The term ‘technical debt’ originally comes from software development, but it can be applied to a businesses’ broader technology landscape – from hardware, software and integration to networking and security.

The basic idea is that if you continue to sweep technology problems under the carpet they will eventually come back to haunt you. Taking a shortcut, or applying a quick and dirty fix, may save you time and effort in the short-term, but eventually you’ll need to deal with the consequences.

The longer you leave technical debt unchecked the more difficult it becomes to deal with – accruing interest, just like a financial debt. This in turn increases the temptation to leave the issue in the ‘too hard basket’ or declare it someone else’s problem, even though it may be a ticking time bomb. This cycle simply increases the time and effort required to resolve the problem, not to mention the impact on productivity and employee or customer experience.

Consider a simple analogy like your car. If you maintain and service your car regularly, it takes much less effort and expense than if you were to never visit the mechanic – until the day you break down and end up with a bill for roadside assistance, towing and major repairs.

While technical debt can occur in a wide range of areas, particularly when you’re relying on legacy systems, it’s easy to illustrate the concept within lines of software code, where a simple shortcut can have dramatic long-term consequences.
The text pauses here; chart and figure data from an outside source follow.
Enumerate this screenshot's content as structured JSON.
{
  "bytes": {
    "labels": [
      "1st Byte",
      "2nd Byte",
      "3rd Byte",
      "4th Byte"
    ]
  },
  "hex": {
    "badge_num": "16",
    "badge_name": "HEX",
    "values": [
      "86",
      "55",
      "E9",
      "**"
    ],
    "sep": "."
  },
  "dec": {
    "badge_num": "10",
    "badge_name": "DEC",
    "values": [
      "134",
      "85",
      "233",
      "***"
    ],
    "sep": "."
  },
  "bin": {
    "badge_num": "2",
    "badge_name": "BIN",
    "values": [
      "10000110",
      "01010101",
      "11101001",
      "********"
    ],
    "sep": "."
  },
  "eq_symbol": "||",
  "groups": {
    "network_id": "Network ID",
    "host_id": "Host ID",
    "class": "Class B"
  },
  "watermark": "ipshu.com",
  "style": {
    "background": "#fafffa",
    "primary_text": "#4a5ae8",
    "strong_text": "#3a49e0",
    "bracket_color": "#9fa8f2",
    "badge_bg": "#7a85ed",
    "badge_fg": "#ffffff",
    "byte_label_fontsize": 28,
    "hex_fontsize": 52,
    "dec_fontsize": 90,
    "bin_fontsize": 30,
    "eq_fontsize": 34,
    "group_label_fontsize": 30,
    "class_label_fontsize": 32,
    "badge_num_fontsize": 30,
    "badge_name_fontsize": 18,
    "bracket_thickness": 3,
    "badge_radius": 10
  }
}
Early software developers chose to save on precious storage space by only using two digits to record a year, rather than four. At the time it seemed like a reasonable shortcut, when the potential consequences were decades away. Over time this simple issue snowballed into an overwhelming industry-wide technical debt that presented as a major issue at the turn of the century.

The moral of the story is that the impact of poor decisions and unaddressed problems compound over time, so it is crucial to nip technical debt in the bud or, better yet, avoid it in the first place.

One of the challenges with technical debt is that it can often be invisible to the business leaders until the debt comes due.

To put it in perspective, the cost of technical debt per average business application is more than US$1 million, according to software intelligence toolmaker Cast. This figure is based on analysing 1400 applications submitted by 160 organisations, covering 550 million lines of code. It found an average technical debt of US$3.61 per line of code.

Calculating your own technical debt should also account for how much of your ‘keeping the lights on’ efforts are due to managing technical debt within the business.

Of course, just like financial debt, not all technical debt is bad. A managed amount of technical debt can actually be a good thing, just like a business may elect to take on financial debt in order to retool or expand operations. Sometimes the quick and easy choice is actually the right choice, to avoid over-engineering and implementing gold-plated solutions. For example, a Minimal Viable Product (MVP) will often contain technical debt to reduce time to market, so the business can seize on a new opportunity.

Such debt is a calculated risk, meaning that it needs to be evaluated and managed at the highest levels, while ensuring the technology strategy remains aligned with the business strategy.

Other forms of technical debt can be the consequences of poor planning, or simply the unexpected or unavoidable flow-on effects from other changes.

While businesses can’t always avoid technical debt, they can get into good habits to prevent it accruing and minimise its impact.

Tackling technical debt is not just a technology issue, it’s a cultural issue – which means the solution needs to come from the top down.

The first step is to develop a culture of thinking long-term when addressing technical challenges, rather than opting for the quick fix. It also requires proactively addressing technical debt as it arises, rather than deferring it or fostering a culture of declaring such issues ‘someone else’s problem’.

Knowing how to effectively manage technical debt requires visibility of the issue, which may include tracking deliberate technical debt so you can see it on the balance sheet. Technology plans and budgets should explicitly consider technical debt, perhaps adopting a chargeback or showback model for business units to highlight areas where technical debt has accrued.

Maintaining legacy systems generally comes with a level of technical debt that must be closely monitored lest it become an unacceptable risk to the business.

This is where code ‘refactoring’ can assist with keeping technical debt in check. More than merely spring cleaning, code refactoring involves continually optimising your code to make it easier to manage and accommodate changes to your environment.

This helps reduce the risk when deliberately introducing technical debt, as well as lessen the impact when unintended technical debt makes its presence felt.

Migrating systems and services to the cloud offers businesses the perfect opportunity to assess their technical debt levels. This includes determining which legacy systems should be retired or transformed to eliminate technical debt, rather than simply replicating your old systems in the cloud.

This is where application and infrastructure discovery tools are key when planning a cloud migration. These tools can uncover legacy applications that have perhaps sat idle for years, letting businesses make a clean start in the cloud rather than wasting resources carrying these dead weight applications into a new environment.

Looking forward, one of the best was to minimise the impact of technical debt on your business’ technology landscape is to avoid tightly-coupled components in favour of modular architecture. The use of microservices and self-healing APIs (application programming interfaces) can reduce the impact of technical debt by reducing the likelihood of one technical issue bringing everything to a standstill.

Left unchecked, insurmountable technical debt can take a heavy toll on your business. Reducing and retiring this debt requires a cultural change, ensuring that you don’t let past oversights jeopardise your business’ future.